Он смеётся, и его смех отдаётся между моих рёбер, как священная музыка под сводами собора.
— Я ожидал чего-то более поэтичного. Хочешь, я провожу тебя?
— Нет! То есть… Я не могу вспомнить, куда положила свою одежду.
— Какая тебе разница? Ты прекрасно выглядишь обнажённой. А когда занимаешься любовью, ты просто произведение искусства.
— Хватит нести чушь.
«И мы не занимались любовью. Мы трахались. Точка. Хватит. Мир. Аминь. Смирись с этой тяжёлой и с трудом заработанной истиной».

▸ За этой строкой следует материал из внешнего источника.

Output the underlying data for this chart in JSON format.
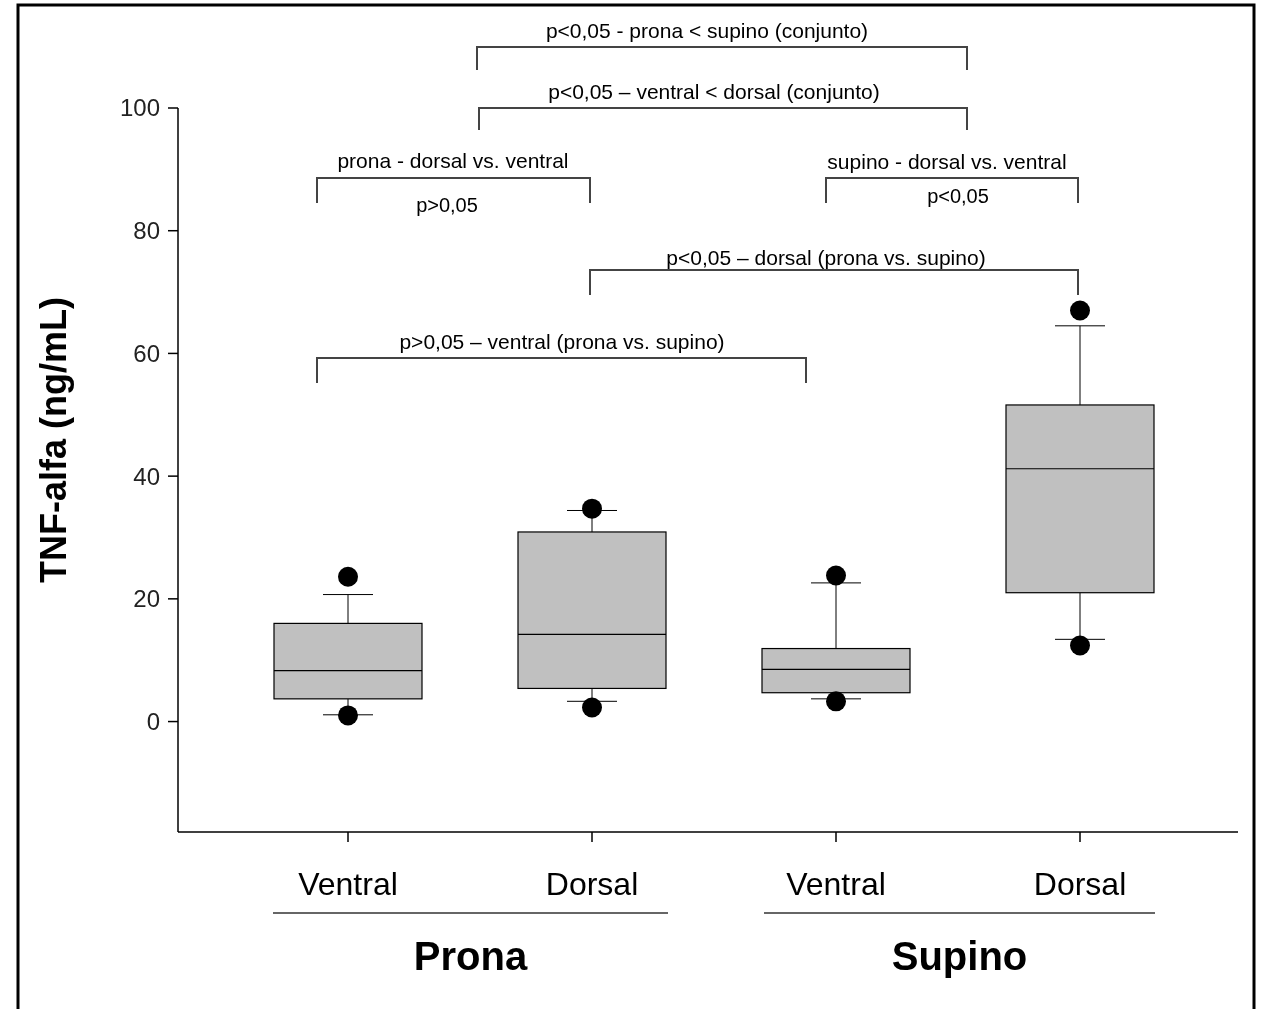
{
  "chart_data": {
    "type": "box",
    "ylabel": "TNF-alfa (ng/mL)",
    "categories": [
      "Ventral",
      "Dorsal",
      "Ventral",
      "Dorsal"
    ],
    "boxes": [
      {
        "low": 1.1,
        "q1": 3.7,
        "median": 8.3,
        "q3": 16,
        "high": 20.7,
        "outliers": [
          23.6,
          1.0
        ]
      },
      {
        "low": 3.3,
        "q1": 5.4,
        "median": 14.2,
        "q3": 30.9,
        "high": 34.4,
        "outliers": [
          34.7,
          2.3
        ]
      },
      {
        "low": 3.7,
        "q1": 4.7,
        "median": 8.5,
        "q3": 11.9,
        "high": 22.6,
        "outliers": [
          23.8,
          3.3
        ]
      },
      {
        "low": 13.4,
        "q1": 21,
        "median": 41.2,
        "q3": 51.6,
        "high": 64.5,
        "outliers": [
          67,
          12.4
        ]
      }
    ],
    "color": "#c0c0c0",
    "ylim": [
      -18,
      100
    ],
    "yticks": [
      0,
      20,
      40,
      60,
      80,
      100
    ],
    "grid": false,
    "annotations": [
      "p<0,05 - prona < supino (conjunto)",
      "p<0,05 – ventral < dorsal (conjunto)",
      "prona - dorsal vs. ventral",
      "p>0,05",
      "supino - dorsal vs. ventral",
      "p<0,05",
      "p<0,05 – dorsal (prona vs. supino)",
      "p>0,05 – ventral (prona vs. supino)",
      "Prona",
      "Supino"
    ]
  }
}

— Это не чушь. — Говоря это, он откидывает одеяло, и мы остаёмся на кровати совершенно голые. На улице темно, во всей квартире нет искусственного света, и наши тёмные силуэты видны как тени. Его тень обнимает мою тень, тень его губ целует тень моих волос. Тень моего сердца впадает в панику. — В любом случае ничего не видно. И если, несмотря на темноту и то немаловажное обстоятельство, что я уже видел тебя, одетую только в татуировки, у тебя ещё остались остатки скромности, знай, я близорук.